Selected with ‘A’ Force Burma, Java Party No. 4 Williams Force to work on Burma end of Burma-Thai Railway. Millar was with Harold Clayden and de’Castilla – sent to Kachu Mountain Camp, Nakom Nayok, Thailand and recovered from here at end of war.
Above: Millar with Arnie Cousins. Cousins, Millar & Colquhuon were all mates together in ‘C’ Company.
After the war Dusty Millar initially returned to Mundaring where he and his brother Harry worked at his father’s store. His father died in 1946 and some time after this, Dusty and his wife Jean moved to Mullewa where they took up ownership of ‘Cutbush’s Store’ at Mullewa. (His mother May also moved to Mullewa). They remained here throughout 1960’s to 1980 when they returned to Perth and were residing 126 Morley Drive, Nollamara (Electoral Roll 1980). Dusty’s occupation was recorded as proprietor – it would seems he possibly took up storekeeping again!
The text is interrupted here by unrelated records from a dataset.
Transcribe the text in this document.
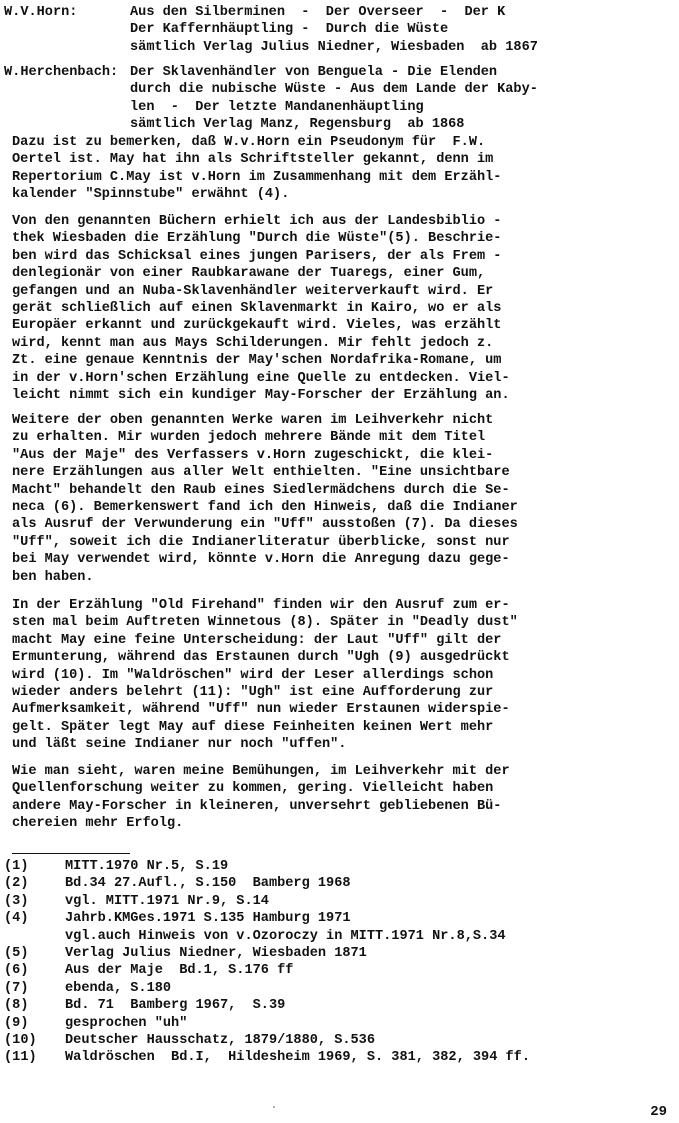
W.V.Horn:	Aus den Silberminen  -  Der Overseer  -  Der K
Der Kaffernhäuptling -  Durch die Wüste
sämtlich Verlag Julius Niedner, Wiesbaden  ab 1867
W.Herchenbach: Der Sklavenhändler von Benguela - Die Elenden
durch die nubische Wüste - Aus dem Lande der Kaby-
len  -  Der letzte Mandanenhäuptling
sämtlich Verlag Manz, Regensburg  ab 1868
Dazu ist zu bemerken, daß W.v.Horn ein Pseudonym für  F.W.
Oertel ist. May hat ihn als Schriftsteller gekannt, denn im
Repertorium C.May ist v.Horn im Zusammenhang mit dem Erzähl-
kalender "Spinnstube" erwähnt (4).
Von den genannten Büchern erhielt ich aus der Landesbiblio -
thek Wiesbaden die Erzählung "Durch die Wüste"(5). Beschrie-
ben wird das Schicksal eines jungen Parisers, der als Frem -
denlegionär von einer Raubkarawane der Tuaregs, einer Gum,
gefangen und an Nuba-Sklavenhändler weiterverkauft wird. Er
gerät schließlich auf einen Sklavenmarkt in Kairo, wo er als
Europäer erkannt und zurückgekauft wird. Vieles, was erzählt
wird, kennt man aus Mays Schilderungen. Mir fehlt jedoch z.
Zt. eine genaue Kenntnis der May'schen Nordafrika-Romane, um
in der v.Horn'schen Erzählung eine Quelle zu entdecken. Viel-
leicht nimmt sich ein kundiger May-Forscher der Erzählung an.
Weitere der oben genannten Werke waren im Leihverkehr nicht
zu erhalten. Mir wurden jedoch mehrere Bände mit dem Titel
"Aus der Maje" des Verfassers v.Horn zugeschickt, die klei-
nere Erzählungen aus aller Welt enthielten. "Eine unsichtbare
Macht" behandelt den Raub eines Siedlermädchens durch die Se-
neca (6). Bemerkenswert fand ich den Hinweis, daß die Indianer
als Ausruf der Verwunderung ein "Uff" ausstoßen (7). Da dieses
"Uff", soweit ich die Indianerliteratur überblicke, sonst nur
bei May verwendet wird, könnte v.Horn die Anregung dazu gege-
ben haben.
In der Erzählung "Old Firehand" finden wir den Ausruf zum er-
sten mal beim Auftreten Winnetous (8). Später in "Deadly dust"
macht May eine feine Unterscheidung: der Laut "Uff" gilt der
Ermunterung, während das Erstaunen durch "Ugh (9) ausgedrückt
wird (10). Im "Waldröschen" wird der Leser allerdings schon
wieder anders belehrt (11): "Ugh" ist eine Aufforderung zur
Aufmerksamkeit, während "Uff" nun wieder Erstaunen widerspie-
gelt. Später legt May auf diese Feinheiten keinen Wert mehr
und läßt seine Indianer nur noch "uffen".
Wie man sieht, waren meine Bemühungen, im Leihverkehr mit der
Quellenforschung weiter zu kommen, gering. Vielleicht haben
andere May-Forscher in kleineren, unversehrt gebliebenen Bü-
chereien mehr Erfolg.
(1)	MITT.1970 Nr.5, S.19
(2)	Bd.34 27.Aufl., S.150  Bamberg 1968
(3)	vgl. MITT.1971 Nr.9, S.14
(4)	Jahrb.KMGes.1971 S.135 Hamburg 1971
vgl.auch Hinweis von v.Ozoroczy in MITT.1971 Nr.8,S.34
(5)	Verlag Julius Niedner, Wiesbaden 1871
(6)	Aus der Maje  Bd.1, S.176 ff
(7)	ebenda, S.180
(8)	Bd. 71  Bamberg 1967,  S.39
(9)	gesprochen "uh"
(10) Deutscher Hausschatz, 1879/1880, S.536
(11) Waldröschen  Bd.I,  Hildesheim 1969, S. 381, 382, 394 ff.
29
Also in the town of Mullewa was a store owned by former 2/4th Gabriel ‘John’ Wade. Bill Grundy of 2/4th worked on a farm out of Mullewa at Tardun.
MT HELENA BOYS
WX9092 COUSINS, Arnold Vivian (Arnie) b. 1913 Mt. Helena to William Robert and Clara Matilda Cousins. Was with 10th Light Horse Militia. Enlisted 25 Oct 1940, later joined 2/4th MGB ‘C’ Company, 11 Platoon with Harold Clayden, Dusty Millar and John Robinson.
Worked Burma end of Burma-Thai Railway with ‘A’ Force Burma, Green Force No. 3 Btn. Selected in Thailand 1944 to work in Japan – Arnie lost his life aged 30 years when Japanese POW transport ship‘Rakuyo’ Maru was torpedoed byAmerican submarines and sank in the South ChinaSea Sep 1944. Cousins’ name is inscribed on the Mundaring WW2 Memorial.
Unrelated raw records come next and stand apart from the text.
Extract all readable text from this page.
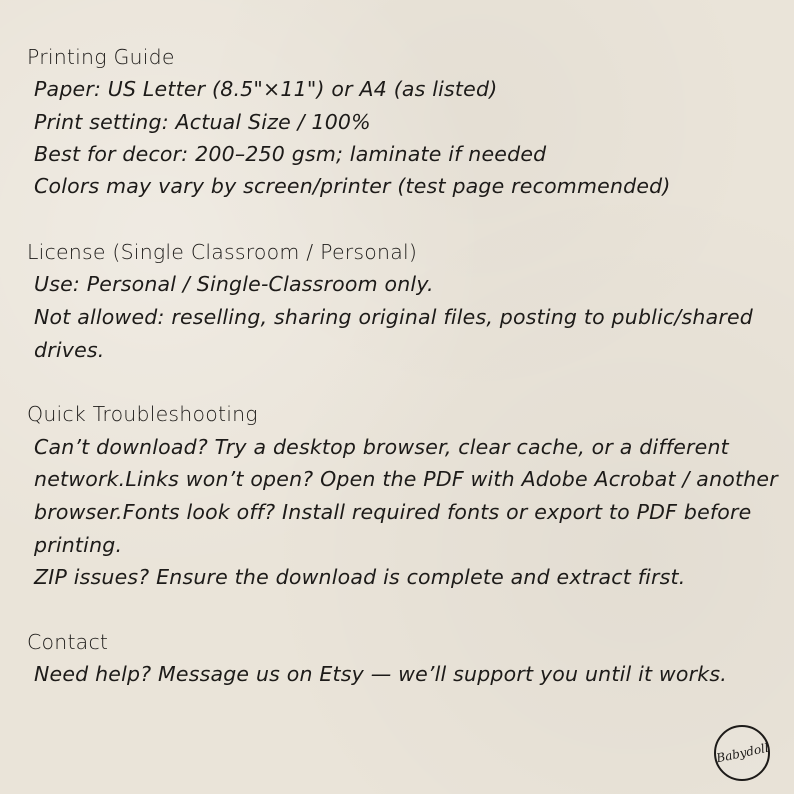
Printing Guide
Paper: US Letter (8.5"×11") or A4 (as listed)
Print setting: Actual Size / 100%
Best for decor: 200–250 gsm; laminate if needed
Colors may vary by screen/printer (test page recommended)
License (Single Classroom / Personal)
Use: Personal / Single-Classroom only.
Not allowed: reselling, sharing original files, posting to public/shared
drives.
Quick Troubleshooting
Can’t download? Try a desktop browser, clear cache, or a different
network.Links won’t open? Open the PDF with Adobe Acrobat / another
browser.Fonts look off? Install required fonts or export to PDF before
printing.
ZIP issues? Ensure the download is complete and extract first.
Contact
Need help? Message us on Etsy — we’ll support you until it works.
Babydoll
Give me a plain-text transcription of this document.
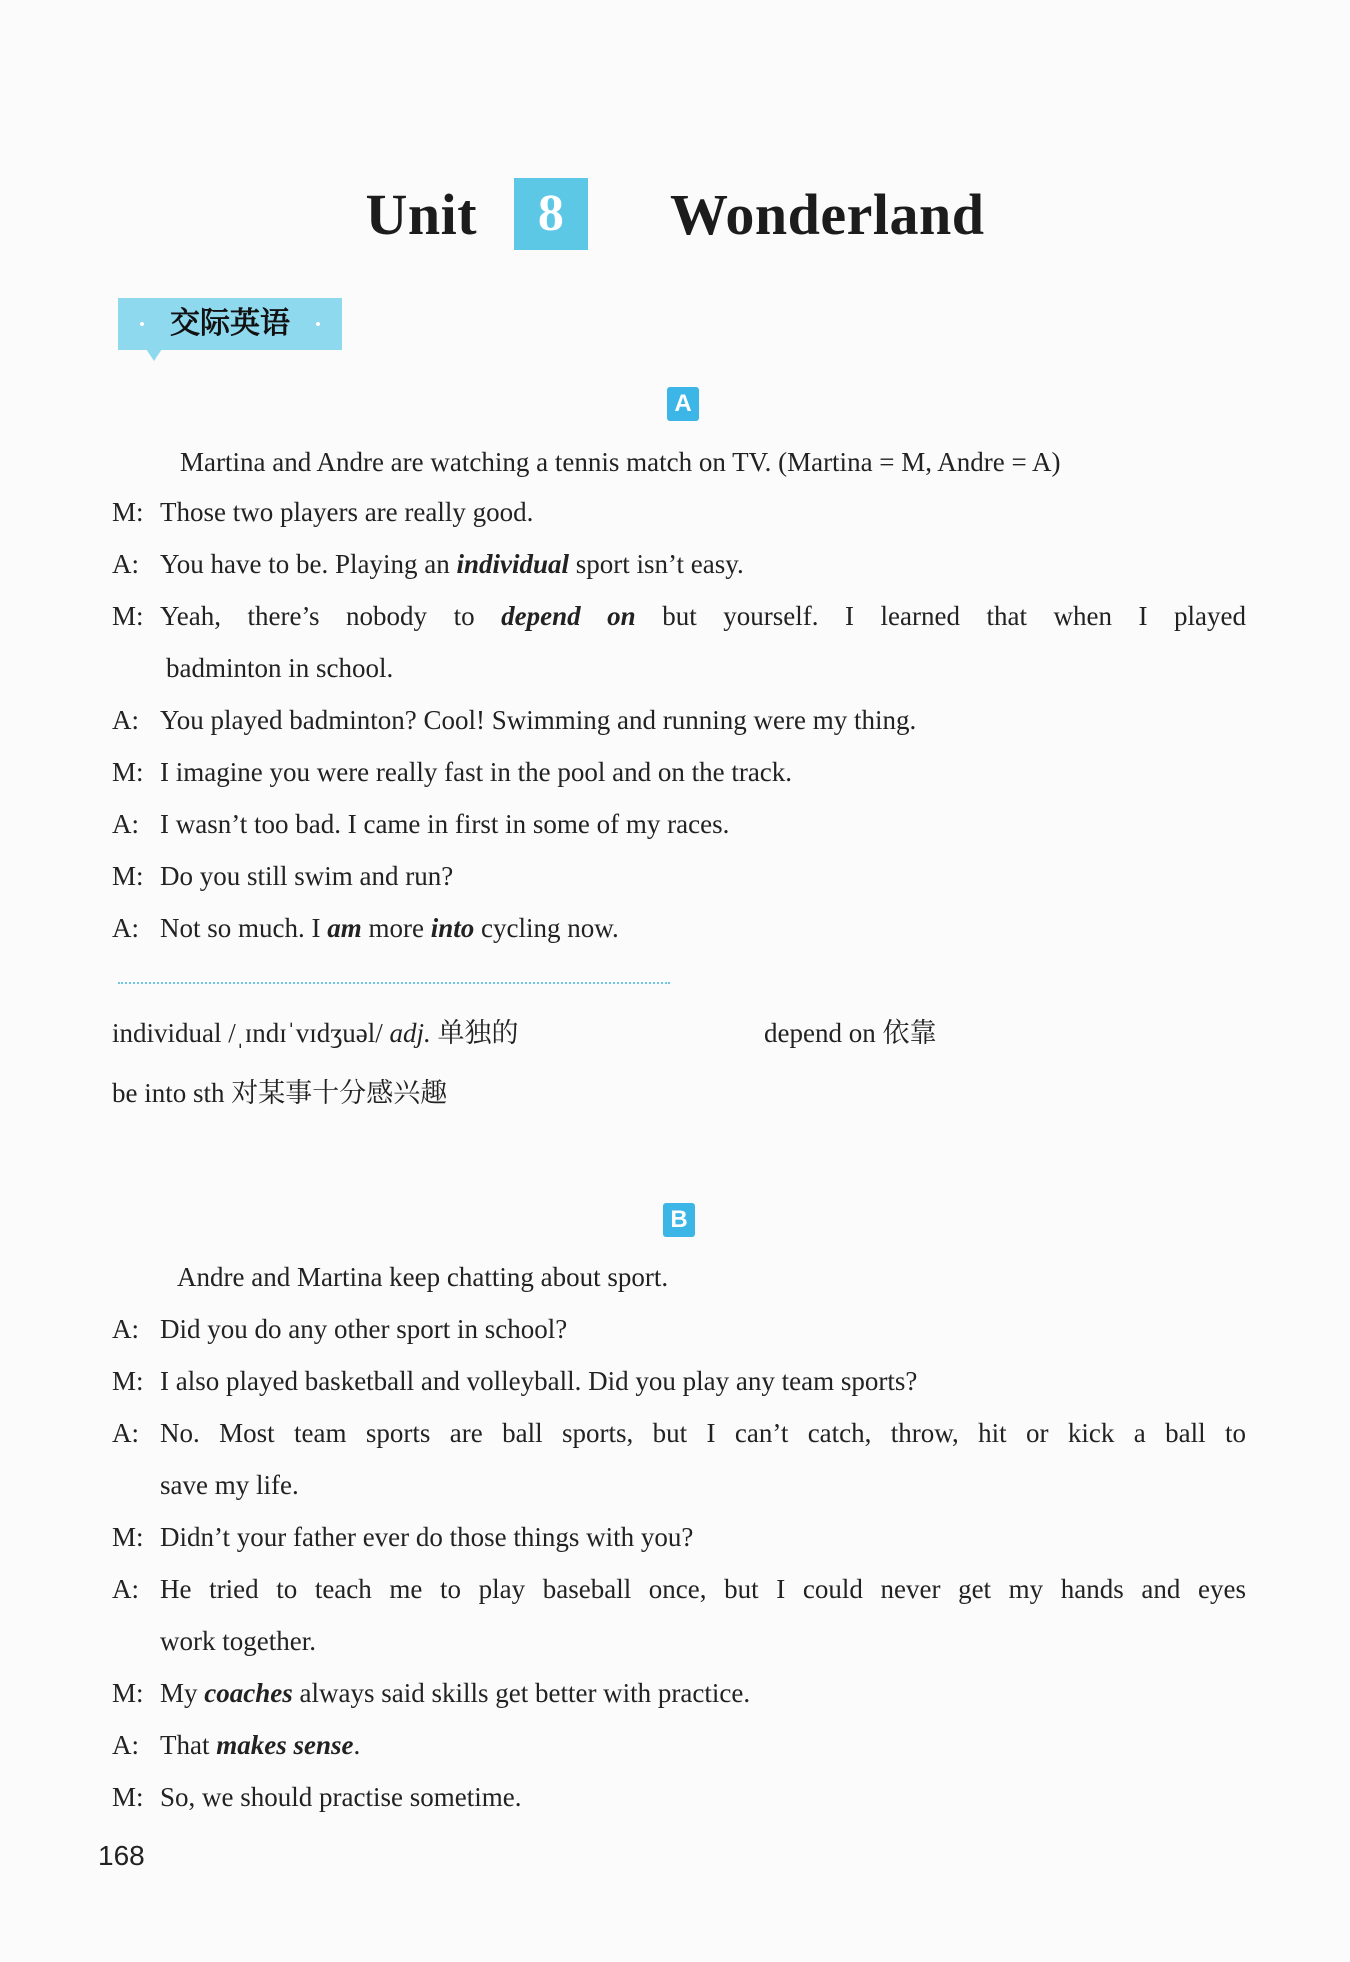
Unit 8 Wonderland
交际英语
A
Martina and Andre are watching a tennis match on TV. (Martina = M, Andre = A)
M: Those two players are really good.
A: You have to be. Playing an individual sport isn’t easy.
M: Yeah, there’s nobody to depend on but yourself. I learned that when I played
badminton in school.
A: You played badminton? Cool! Swimming and running were my thing.
M: I imagine you were really fast in the pool and on the track.
A: I wasn’t too bad. I came in first in some of my races.
M: Do you still swim and run?
A: Not so much. I am more into cycling now.
individual /ˌɪndɪˈvɪdʒuəl/ adj. 单独的	depend on 依靠
be into sth 对某事十分感兴趣
B
Andre and Martina keep chatting about sport.
A: Did you do any other sport in school?
M: I also played basketball and volleyball. Did you play any team sports?
A: No. Most team sports are ball sports, but I can’t catch, throw, hit or kick a ball to
save my life.
M: Didn’t your father ever do those things with you?
A: He tried to teach me to play baseball once, but I could never get my hands and eyes
work together.
M: My coaches always said skills get better with practice.
A: That makes sense.
M: So, we should practise sometime.
168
SAWYERS VALLEY Enlistments
WX9109 COLQUHUON, Alexander John (Alex) b. 1906 Midland Junction to Robert and Mary Ann Colquhuon. Enlisted AIF 30 Oct 1940, joined 2/4th’s ‘C’ Company. As a POW in Singapore, Alex was selected to work Burma end of Burma-Thai Railway with ‘A’ Force Burma, Green Force No. 3 Battalion. In 1944 Alex was selected to work in Japan and lost his life aged 38 years when ‘Rakuyo’ Maru POW transport ship, was torpedoed by American submarines South China Sea Sep 1944.
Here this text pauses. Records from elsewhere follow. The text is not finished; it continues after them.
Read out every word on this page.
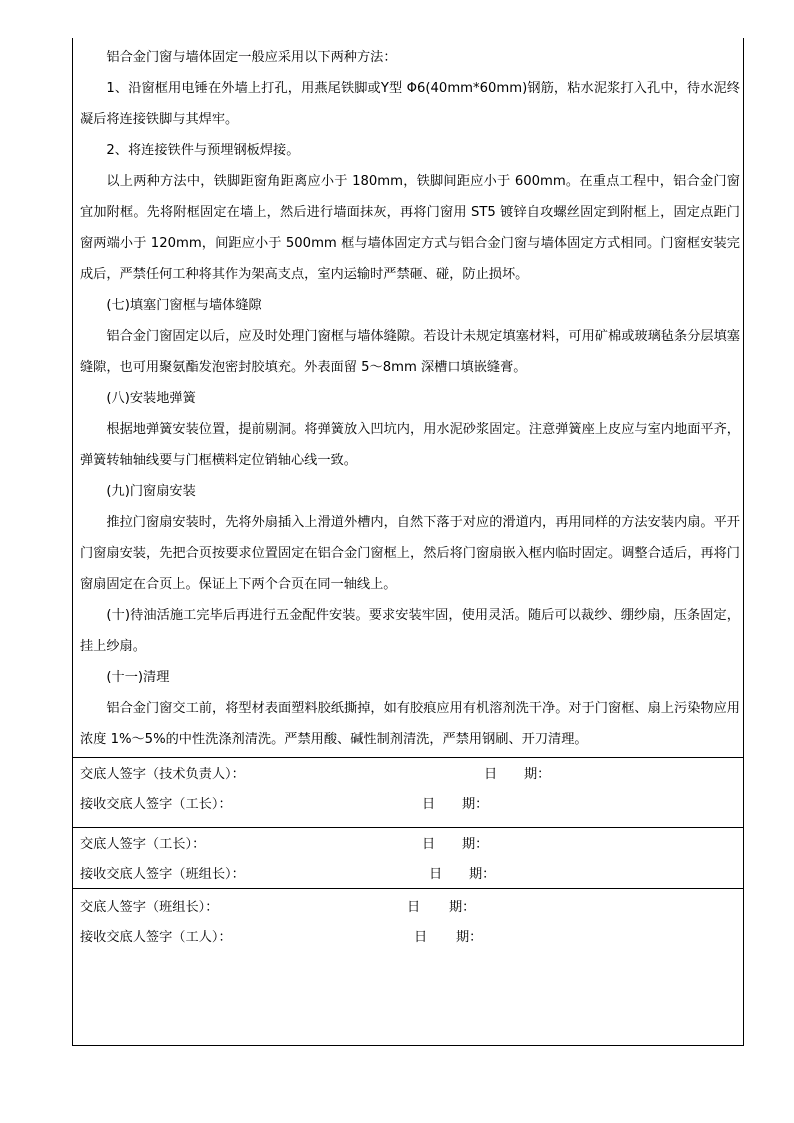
铝合金门窗与墙体固定一般应采用以下两种方法：

1、沿窗框用电锤在外墙上打孔，用燕尾铁脚或Y型 Φ6(40mm*60mm)钢筋，粘水泥浆打入孔中，待水泥终凝后将连接铁脚与其焊牢。

2、将连接铁件与预埋钢板焊接。

以上两种方法中，铁脚距窗角距离应小于 180mm，铁脚间距应小于 600mm。在重点工程中，铝合金门窗宜加附框。先将附框固定在墙上，然后进行墙面抹灰，再将门窗用 ST5 镀锌自攻螺丝固定到附框上，固定点距门窗两端小于 120mm，间距应小于 500mm 框与墙体固定方式与铝合金门窗与墙体固定方式相同。门窗框安装完成后，严禁任何工种将其作为架高支点，室内运输时严禁砸、碰，防止损坏。

(七)填塞门窗框与墙体缝隙

铝合金门窗固定以后，应及时处理门窗框与墙体缝隙。若设计未规定填塞材料，可用矿棉或玻璃毡条分层填塞缝隙，也可用聚氨酯发泡密封胶填充。外表面留 5～8mm 深槽口填嵌缝膏。

(八)安装地弹簧

根据地弹簧安装位置，提前剔洞。将弹簧放入凹坑内，用水泥砂浆固定。注意弹簧座上皮应与室内地面平齐，弹簧转轴轴线要与门框横料定位销轴心线一致。

(九)门窗扇安装

推拉门窗扇安装时，先将外扇插入上滑道外槽内，自然下落于对应的滑道内，再用同样的方法安装内扇。平开门窗扇安装，先把合页按要求位置固定在铝合金门窗框上，然后将门窗扇嵌入框内临时固定。调整合适后，再将门窗扇固定在合页上。保证上下两个合页在同一轴线上。

(十)待油活施工完毕后再进行五金配件安装。要求安装牢固，使用灵活。随后可以裁纱、绷纱扇，压条固定，挂上纱扇。

(十一)清理

铝合金门窗交工前，将型材表面塑料胶纸撕掉，如有胶痕应用有机溶剂洗干净。对于门窗框、扇上污染物应用浓度 1%～5%的中性洗涤剂清洗。严禁用酸、碱性制剂清洗，严禁用钢刷、开刀清理。

交底人签字（技术负责人）：	日 期：
接收交底人签字（工长）：	日 期：
交底人签字（工长）：	日 期：
接收交底人签字（班组长）：	日 期：
交底人签字（班组长）：	日 期：
接收交底人签字（工人）：	日 期：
Alex Colquhuon’s name is inscribed on the Mundaring WW2 Memorial.
Alex’s two brothers Bill (W.F. Coloquhuon) and Harry also enlisted. Bill who was father to two children, died New Guinea.
WX10802 OUTTRIM, Noel James b. 1920 Ravensthorpe to
Edwin Kingston and Annie Florence Outtrim. Enlisted AIF 15 Jan 1941. Later joined 2/4th’s ‘B’ Company as a Rangetaker. Selected with ‘D’ Force Thailand departing Singapore by train in March 1943 – joined Captain Fred Harris Party working around Hellfire Pass Cutting. Died aged 24 years of Cerebral Malaria at Kinsaiyok Camp,Thailand 22 Nov 1944.
Noel Outtrim’s name is inscribed on Mundaring WW2 Memorial.
10TH LIGHTHORSE MILITIA – ‘A’ SQUADRON was located at Mt. Helena, Waroona, Toodyay and Narrogin which Lt. Colin Cameron was one of the training officers.We believe believe many of these young men joined the Militia and was one of the reasons for enlisting 2/4th and joining ‘C’ Company. Please read further about 10th Light Horse Militia
WX3451 CAMERON, Colin Major (Promoted14 Feb 1942 on death of Lt-Col M.J. Anketell, CO 2/4th MGB)), b. 1900 Digby, Victoria. Enlisted 5 Dec 1940 joined ‘C’ Company Headquarters. Sent Burma end of Thai-Biurma Railway with ‘A’ Force Burma, Green Force No. 3 Btn.
Served WW1 Trooper 3rd Camel Regiment, 8th & 4th Australian Light Horse Regiment. Was on regimental strength when well-known mounted charge took place at Beersheba 31 Oct 1917 against fortified Turkish position.
Cameron was wounded in action (unknown date) receiving bullet in base of his spine.
After WW1 Cameron served as Captain with 10th Light Horse Regiment before resigning his commission to enlist 2nd AIF with 2/16th Battalion. Attended NCO School Randwick, NSW but unable to continue due to WW1 injury. Rejoined 10th Australian Light Horse Regiment before enlisting a second time with 2nd AIF when he became member of 2/4th MGB.